Halperin E, Buhler J, Karp R, Krauthgamer R, Westover B
International Computer Science Institute and Computer Science Division, University of California, Berkeley, CA 94720, USA.
Bioinformatics. 2003;19 Suppl 1:i122-9. doi: 10.1093/bioinformatics/btg1016.

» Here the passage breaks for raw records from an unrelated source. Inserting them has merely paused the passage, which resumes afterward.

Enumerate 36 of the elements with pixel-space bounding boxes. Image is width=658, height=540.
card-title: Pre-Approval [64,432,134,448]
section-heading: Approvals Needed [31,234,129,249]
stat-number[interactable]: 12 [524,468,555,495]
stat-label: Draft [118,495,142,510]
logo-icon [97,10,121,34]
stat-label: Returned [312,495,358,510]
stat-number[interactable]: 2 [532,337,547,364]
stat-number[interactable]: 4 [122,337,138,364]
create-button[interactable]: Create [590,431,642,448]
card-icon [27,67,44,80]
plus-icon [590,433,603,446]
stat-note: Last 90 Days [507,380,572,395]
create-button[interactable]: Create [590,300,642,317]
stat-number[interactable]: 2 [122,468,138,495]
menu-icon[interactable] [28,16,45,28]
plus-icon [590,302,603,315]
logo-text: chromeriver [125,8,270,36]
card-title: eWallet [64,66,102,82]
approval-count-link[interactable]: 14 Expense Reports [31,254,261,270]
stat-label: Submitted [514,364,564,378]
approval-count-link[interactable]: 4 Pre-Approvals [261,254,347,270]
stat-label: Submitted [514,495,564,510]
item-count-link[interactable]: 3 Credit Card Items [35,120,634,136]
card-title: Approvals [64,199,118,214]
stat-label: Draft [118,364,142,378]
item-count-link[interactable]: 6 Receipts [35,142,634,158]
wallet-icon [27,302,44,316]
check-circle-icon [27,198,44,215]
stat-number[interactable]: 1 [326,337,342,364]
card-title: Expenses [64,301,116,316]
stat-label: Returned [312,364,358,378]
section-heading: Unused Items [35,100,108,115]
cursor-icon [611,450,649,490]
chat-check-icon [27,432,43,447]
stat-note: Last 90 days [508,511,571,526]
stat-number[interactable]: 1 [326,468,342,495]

Comparing two protein databases is a fundamental task in biosequence annotation. Given two databases, one must find all pairs of proteins that align with high score under a biologically meaningful substitution score matrix, such as a BLOSUM matrix (Henikoff and Henikoff, 1992). Distance-based approaches to this problem map each peptide in the database to a point in a metric space, such that peptides aligning with higher scores are mapped to closer points. Many techniques exist to discover close pairs of points in a metric space efficiently, but the challenge in applying this work to proteomic comparison is to find a distance mapping that accurately encodes all the distinctions among residue pairs made by a proteomic score matrix. Buhler (2002) proposed one such mapping but found that it led to a relatively inefficient algorithm for protein-protein comparison.

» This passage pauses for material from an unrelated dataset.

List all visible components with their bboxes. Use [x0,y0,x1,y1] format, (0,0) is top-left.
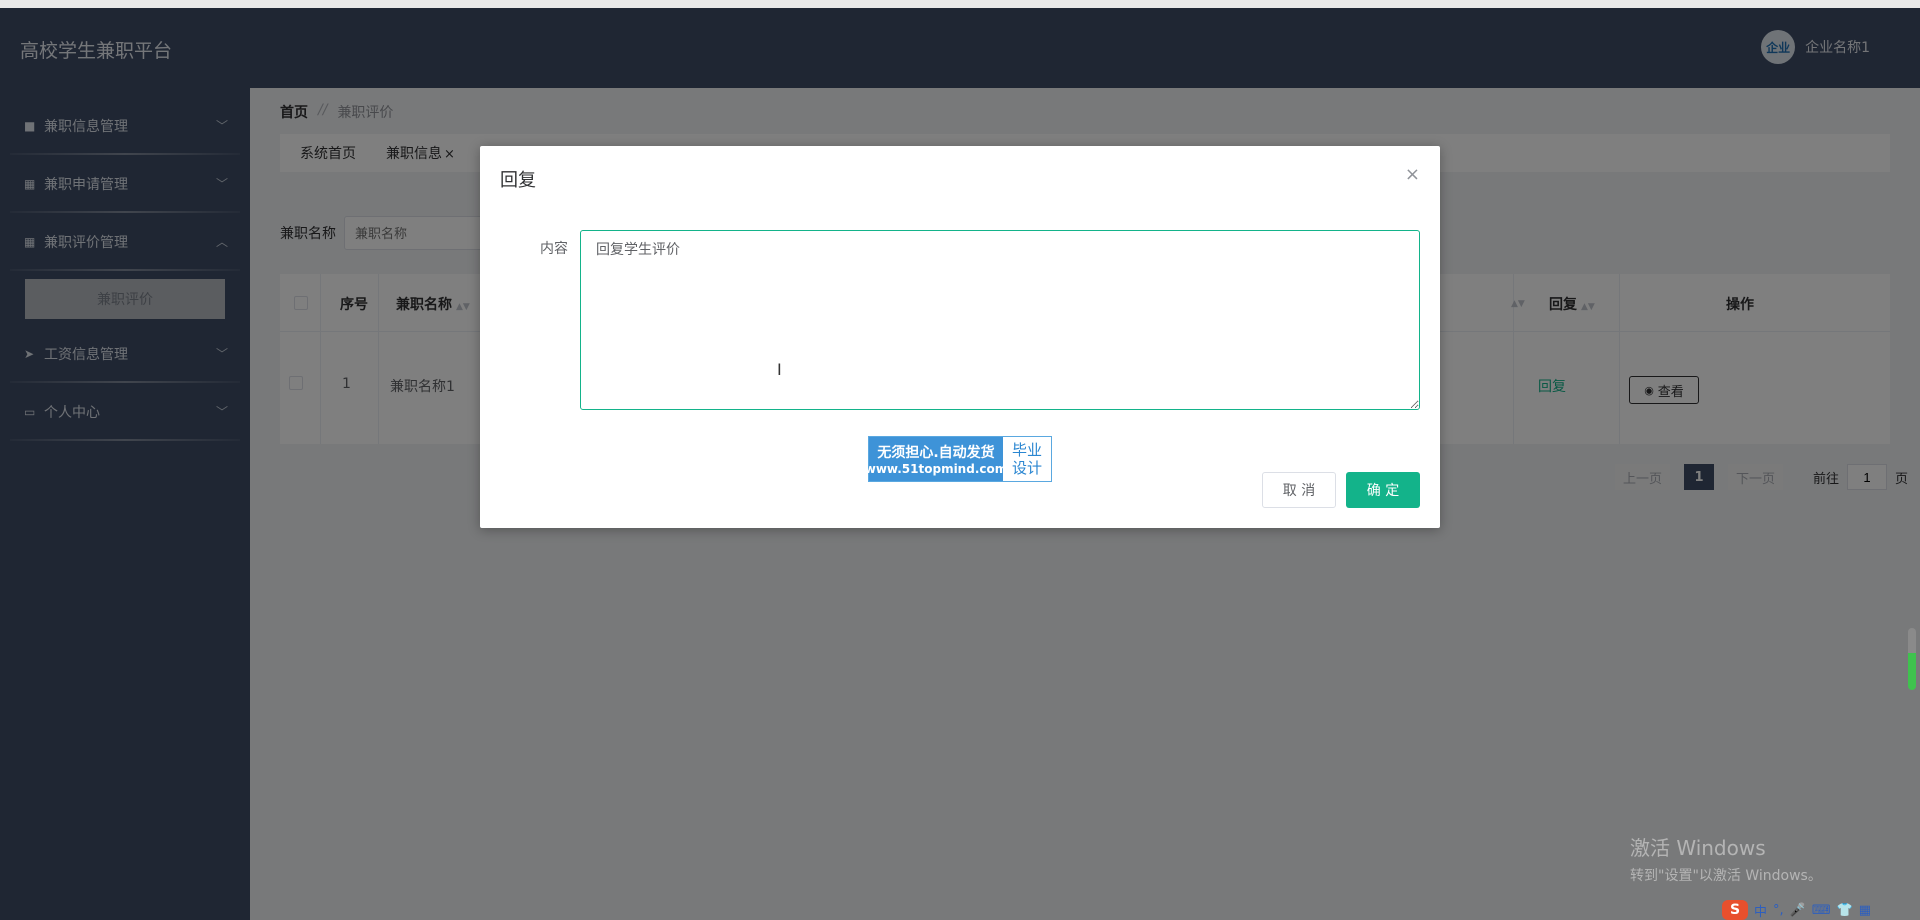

This work proposes a new distance mapping for peptides under the BLOSUM matrices that permits more efficient similarity search. We first propose a new distance function on peptides derived from a given score matrix. We then show how to map peptides to bit vectors such that the distance between any two peptides is closely approximated by the Hamming distance (i.e. number of mismatches) between their corresponding bit vectors. We combine these two results with the LSH-ALL-PAIRS-SIM algorithm of Buhler (2002) to produce an improved distance-based algorithm for proteomic comparison. An initial implementation of the improved algorithm exhibits sensitivity within 5% of that of the original LSH-ALL-PAIRS-SIM, while running up to eight times faster.
比较两个蛋白质数据库是生物序列注释中的一项基本任务。给定两个数据库,必须在具有生物学意义的替换得分矩阵(例如BLOSUM矩阵(亨尼科夫和亨尼科夫,1992年))下找到所有具有高分比对的蛋白质对。基于距离的解决此问题的方法将数据库中的每个肽映射到度量空间中的一个点,使得比对得分更高的肽被映射到更近的点。存在许多技术可以有效地发现度量空间中的近点对,但将这项工作应用于蛋白质组比较的挑战在于找到一种距离映射,该映射能准确编码蛋白质组得分矩阵对残基对所做的所有区分。布勒(2002年)提出了一种这样的映射,但发现它导致了一种相对低效的蛋白质-蛋白质比较算法。
这项工作提出了一种在BLOSUM矩阵下用于肽的新距离映射,允许进行更有效的相似性搜索。我们首先提出一种基于给定得分矩阵的肽的新距离函数。然后我们展示如何将肽映射到位向量,使得任意两个肽之间的距离由它们相应位向量之间的汉明距离(即不匹配数)紧密近似。我们将这两个结果与布勒(2002年)的LSH - ALL - PAIRS - SIM算法相结合,以产生一种改进的基于距离的蛋白质组比较算法。改进算法的初始实现显示出的灵敏度在原始LSH - ALL - PAIRS - SIM的5%以内,同时运行速度快达八倍。